Senior Associate Simon Ridding comments in Compliance Week on the hefty fine handed out to Meta last week for its illegal data transfers that fell foul of GDPR.
Simon’s comments were published in Compliance Week, 26 May 2023, and can be found here.
Simon commented: “The fine is a stark reminder to large multi-national organisations of their duties under European data protection law. Meta is a high profile example of a multinational corporation engaging in large-scale, ongoing transfers of European personal data internationally – its protestations that it has been ‘singled out’ are probably accurate.
“Meta is being made an example of, with the hefty fine signalling to other large corporations to put their own houses in order or face crippling penalties. Companies are likely to start pressuring the European Commission to speed up its proposed new framework for transatlantic data transfers, and this will happen in conjunction with scrambling to ensure their data practices will hold up to the scrutiny of a European data regulator.

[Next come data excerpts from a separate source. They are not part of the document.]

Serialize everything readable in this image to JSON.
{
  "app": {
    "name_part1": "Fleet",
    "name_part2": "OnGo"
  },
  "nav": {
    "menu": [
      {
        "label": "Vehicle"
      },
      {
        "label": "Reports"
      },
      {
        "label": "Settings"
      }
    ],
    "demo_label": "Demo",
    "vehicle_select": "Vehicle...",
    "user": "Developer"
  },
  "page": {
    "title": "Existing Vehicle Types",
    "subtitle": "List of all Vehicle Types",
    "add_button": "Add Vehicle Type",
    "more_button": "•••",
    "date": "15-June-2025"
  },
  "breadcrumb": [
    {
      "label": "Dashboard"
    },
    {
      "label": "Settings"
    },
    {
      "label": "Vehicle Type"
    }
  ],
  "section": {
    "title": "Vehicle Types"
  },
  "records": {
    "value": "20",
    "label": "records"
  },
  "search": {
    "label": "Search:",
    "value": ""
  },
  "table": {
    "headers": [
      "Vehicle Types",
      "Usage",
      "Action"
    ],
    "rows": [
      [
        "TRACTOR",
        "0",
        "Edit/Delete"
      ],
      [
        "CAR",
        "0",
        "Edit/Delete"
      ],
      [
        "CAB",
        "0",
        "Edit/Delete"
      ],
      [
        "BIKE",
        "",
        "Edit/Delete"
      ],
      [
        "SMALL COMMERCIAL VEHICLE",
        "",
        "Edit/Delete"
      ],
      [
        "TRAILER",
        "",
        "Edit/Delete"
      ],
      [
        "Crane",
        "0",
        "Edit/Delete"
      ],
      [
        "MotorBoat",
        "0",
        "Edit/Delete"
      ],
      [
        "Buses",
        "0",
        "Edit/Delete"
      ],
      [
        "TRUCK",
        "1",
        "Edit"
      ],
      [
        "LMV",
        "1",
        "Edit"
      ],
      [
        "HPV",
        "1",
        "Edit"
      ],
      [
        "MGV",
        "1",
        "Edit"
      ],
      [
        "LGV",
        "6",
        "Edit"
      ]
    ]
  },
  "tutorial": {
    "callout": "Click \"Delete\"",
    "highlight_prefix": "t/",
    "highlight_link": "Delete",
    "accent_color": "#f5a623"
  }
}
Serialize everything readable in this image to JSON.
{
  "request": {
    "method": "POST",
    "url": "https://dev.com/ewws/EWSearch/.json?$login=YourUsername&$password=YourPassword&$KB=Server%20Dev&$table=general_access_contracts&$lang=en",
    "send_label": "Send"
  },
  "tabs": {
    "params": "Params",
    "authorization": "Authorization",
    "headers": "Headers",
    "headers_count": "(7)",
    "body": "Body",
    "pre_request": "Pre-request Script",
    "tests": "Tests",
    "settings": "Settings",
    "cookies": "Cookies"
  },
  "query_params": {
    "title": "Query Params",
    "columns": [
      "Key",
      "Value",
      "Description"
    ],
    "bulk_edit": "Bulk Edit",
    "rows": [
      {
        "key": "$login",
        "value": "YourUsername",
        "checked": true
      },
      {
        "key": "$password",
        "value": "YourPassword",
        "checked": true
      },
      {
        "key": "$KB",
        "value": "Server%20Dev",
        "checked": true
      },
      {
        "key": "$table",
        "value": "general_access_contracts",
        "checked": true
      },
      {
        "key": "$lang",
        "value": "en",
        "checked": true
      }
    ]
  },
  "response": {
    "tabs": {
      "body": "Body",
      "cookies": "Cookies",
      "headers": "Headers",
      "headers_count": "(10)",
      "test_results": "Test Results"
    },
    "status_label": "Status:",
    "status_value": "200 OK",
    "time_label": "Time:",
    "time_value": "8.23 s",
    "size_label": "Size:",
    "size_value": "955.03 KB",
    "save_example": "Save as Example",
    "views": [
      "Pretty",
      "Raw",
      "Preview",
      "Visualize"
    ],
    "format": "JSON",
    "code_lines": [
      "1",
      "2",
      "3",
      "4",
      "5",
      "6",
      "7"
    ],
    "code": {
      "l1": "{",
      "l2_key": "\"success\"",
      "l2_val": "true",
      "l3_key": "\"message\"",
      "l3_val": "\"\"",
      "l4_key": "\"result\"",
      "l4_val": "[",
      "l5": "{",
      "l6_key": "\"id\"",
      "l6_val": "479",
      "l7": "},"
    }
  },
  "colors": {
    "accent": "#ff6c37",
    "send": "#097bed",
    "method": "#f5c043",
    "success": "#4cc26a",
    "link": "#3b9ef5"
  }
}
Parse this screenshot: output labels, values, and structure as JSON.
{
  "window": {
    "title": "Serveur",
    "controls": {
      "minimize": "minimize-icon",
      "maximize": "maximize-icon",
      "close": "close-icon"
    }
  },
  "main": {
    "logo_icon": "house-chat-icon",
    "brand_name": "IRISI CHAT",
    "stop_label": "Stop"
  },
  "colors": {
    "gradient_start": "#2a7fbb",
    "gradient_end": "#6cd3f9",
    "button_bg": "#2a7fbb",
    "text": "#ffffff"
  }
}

“Consumers are entitled to expect that any personal data transferred across the pond receives the same level of protection that it does under GDPR. It is difficult to say how companies engaged in this practice will amend their activities to protect themselves (and consumers), though I strongly suspect there will be a few frantic board meetings taking place right now.
“In terms of Meta, they have stated they will appeal, and we will have to wait and see how that pans out. In the meantime, I expect them to be putting in extra safeguards to demonstrate enhanced protection for any transfers to the US.”